Prostate cancer (PCa) is one of the most significant non-skin cancer male health concerns worldwide,1 with at least one in six PCa patients estimated at being at risk of developing aggressive PCa.2 This makes the identification of a strong predictive biomarker and/or treatment of this disease a priority, especially from the New Zealand perspective. The Australia/New Zealand region records the highest rates for age-standardised men with PCa, relative to the population of men worldwide.2,3
Although age, ethnicity and family history are among the most widely accepted risk factors for PCa, nothing concrete has yet been achieved to clinically alter the outcome.4 Other basic underlying components that connect these three factors remain lifestyle and nutrition. With progressing age, lifestyle changes; different individuals across various ethnicities enjoy different kinds of lifestyle; and certain families also have very personalised lifestyle factors, such as the amount and kind of meat eaten. Environmental factors play a major role in the expression of genes and the encoded proteins. Hence, work was started in identifying the most relevant external conditions in New Zealand for their potential effects on the high incidence rate of aggressive PCa.1,4–7
There are certain environmental, nutritional and lifestyle conditions prevalent in New Zealand, such as low levels of selenium in soil,8 deficiency of Vitamin D,9 high intake of fatty foods10 and rate of obesity,11 high percentage of tobacco smokers11 and ageing population12 that may combine in as yet unknown ways to increase the risk of aggressive PCa locally. We have been undertaking a holistic approach to understand the gene by environment interaction(s) and the risk of aggressive PCa in a cohort including New Zealand men of self-declared European ethnicity with different clinically diagnosed grades/stages of PCa, and gender matched healthy controls within a similar age range (Ethics reference NTY05/06/037 by Northern B Ethics Committee, New Zealand, previously, Northern Y Ethics Committee, New Zealand).

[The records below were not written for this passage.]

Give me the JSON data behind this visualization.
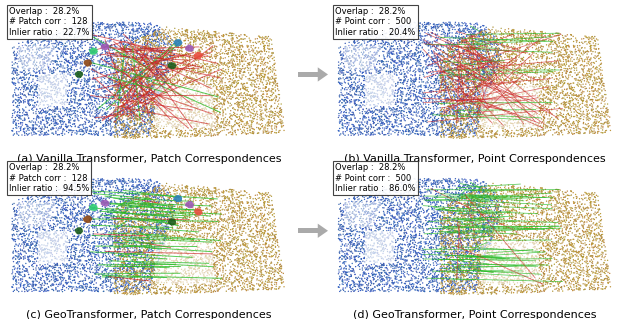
{
  "fig_width": 6.4,
  "fig_height": 3.19,
  "dpi": 100,
  "background_color": "#ffffff",
  "panels": [
    {
      "id": "a",
      "caption": "(a) Vanilla Transformer, Patch Correspondences",
      "stats": [
        "Overlap :  28.2%",
        "# Patch corr :  128",
        "Inlier ratio :  22.7%"
      ]
    },
    {
      "id": "b",
      "caption": "(b) Vanilla Transformer, Point Correspondences",
      "stats": [
        "Overlap :  28.2%",
        "# Point corr :  500",
        "Inlier ratio :  20.4%"
      ]
    },
    {
      "id": "c",
      "caption": "(c) GeoTransformer, Patch Correspondences",
      "stats": [
        "Overlap :  28.2%",
        "# Patch corr :  128",
        "Inlier ratio :  94.5%"
      ]
    },
    {
      "id": "d",
      "caption": "(d) GeoTransformer, Point Correspondences",
      "stats": [
        "Overlap :  28.2%",
        "# Point corr :  500",
        "Inlier ratio :  86.0%"
      ]
    }
  ],
  "stats_fontsize": 6.0,
  "caption_fontsize": 8.0,
  "arrow_gray": "#aaaaaa"
}
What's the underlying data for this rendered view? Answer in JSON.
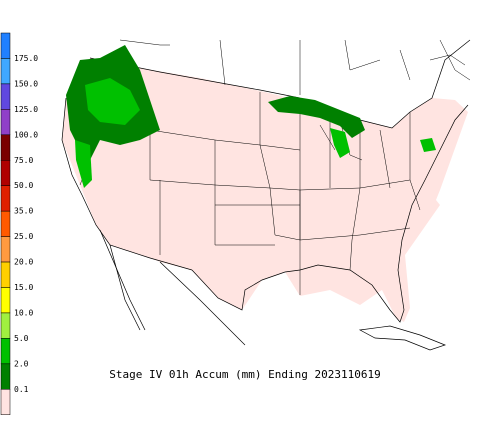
{
  "legend": {
    "labels": [
      "175.0",
      "150.0",
      "125.0",
      "100.0",
      "75.0",
      "50.0",
      "35.0",
      "25.0",
      "20.0",
      "15.0",
      "10.0",
      "5.0",
      "2.0",
      "0.1"
    ],
    "colors": [
      "#2080ff",
      "#40a8ff",
      "#6048e0",
      "#9040c8",
      "#7a0000",
      "#b00000",
      "#e02000",
      "#ff5a00",
      "#ff9a40",
      "#ffd000",
      "#ffff00",
      "#a0f040",
      "#00c000",
      "#008000",
      "#ffe4e1"
    ]
  },
  "caption": "Stage IV 01h Accum (mm) Ending 2023110619"
}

Our results have identified a number of single nucleotide polymorphisms (SNPs) statistically significantly associated with a risk of PCa and aggressive PCa. SNPs are increasingly becoming strong biomarker candidates to identify susceptibility of PCa (among other cancers).4 Very interestingly, a number of these genes are related directly and/or indirectly to selenium metabolism, Vitamin D metabolism, obesity and fat metabolism, inflammation and inflammatory pathways, metabolism of tobacco constituents as well as being involved with androgen metabolism, mismatch repair and oncogenesis. PCa is a common but complex disease, involving a number of aspects of genetics such as failure of mismatch repair genes and over-expression of oncogenes, but it will be naïve to forget about the impact of external factors. Current research focus is on the identification of potential and universal biomarkers for aggressive PCa. But it is also well established that we are what we eat, and local external factors such as consumption of red meat, duration of exercise and consumption of dietary supplements will need to be examined. This will aid us in understanding how the progression of PCa can be checked; especially bearing in mind the prevalent health and lifestyle factors in New Zealand.
Although genome-wide association studies are used for the identification of the direct role SNP association plays as risk for aggressive PCa,13 and the various environmental conditions mentioned above have also been related to various non-communicable health diseases,14–16 our results indicate that SNP interactions with demographic and lifestyle factors could also add to the allelic effect of producing a modified risk of a disease.1,5,17,18 Those SNPs that have come up statistically significantly associated with the risk of aggressive PCa in our studies could be indicating a unique situation for New Zealand men with PCa.5 Our belief now is that a uniform multifactor approach will add value towards current clinical practices in improving diagnosis and along with detailed patient history is vital for combatting certain cases of aggressive PCa, which may be influenced by region-specific lifestyle factors as well as of universal genetic factors. In other words, some SNPs important for the progression of PCa may be triggered by local conditions. It is possible that local conditions also play a part for other chronic diseases as well.
The nature of PCa onset is being unraveled with further development of techniques for genomic analysis, with greater access through affordability and accuracy being key drivers of this trend. We propose that the model of patient health should unite the nature and nurture of pathologies in patients equally, and thus the risk of cancers, including PCa, should be region-specific rather than global to take into account local external factors. By identifying such local factors, preventative education programs can also be started to help reduce the risk of PCa as well as encourage early diagnosis of PCa before it becomes aggressive. Such programs may vary from population to population, taking into account lifestyle and nutritional differences. To conclude, we believe that physicians, nutritionists and dieticians, researchers, geneticists and statisticians should be “united” in their approach to tackling PCa, which is to discuss and follow preventative measures on a local, “divided” basis.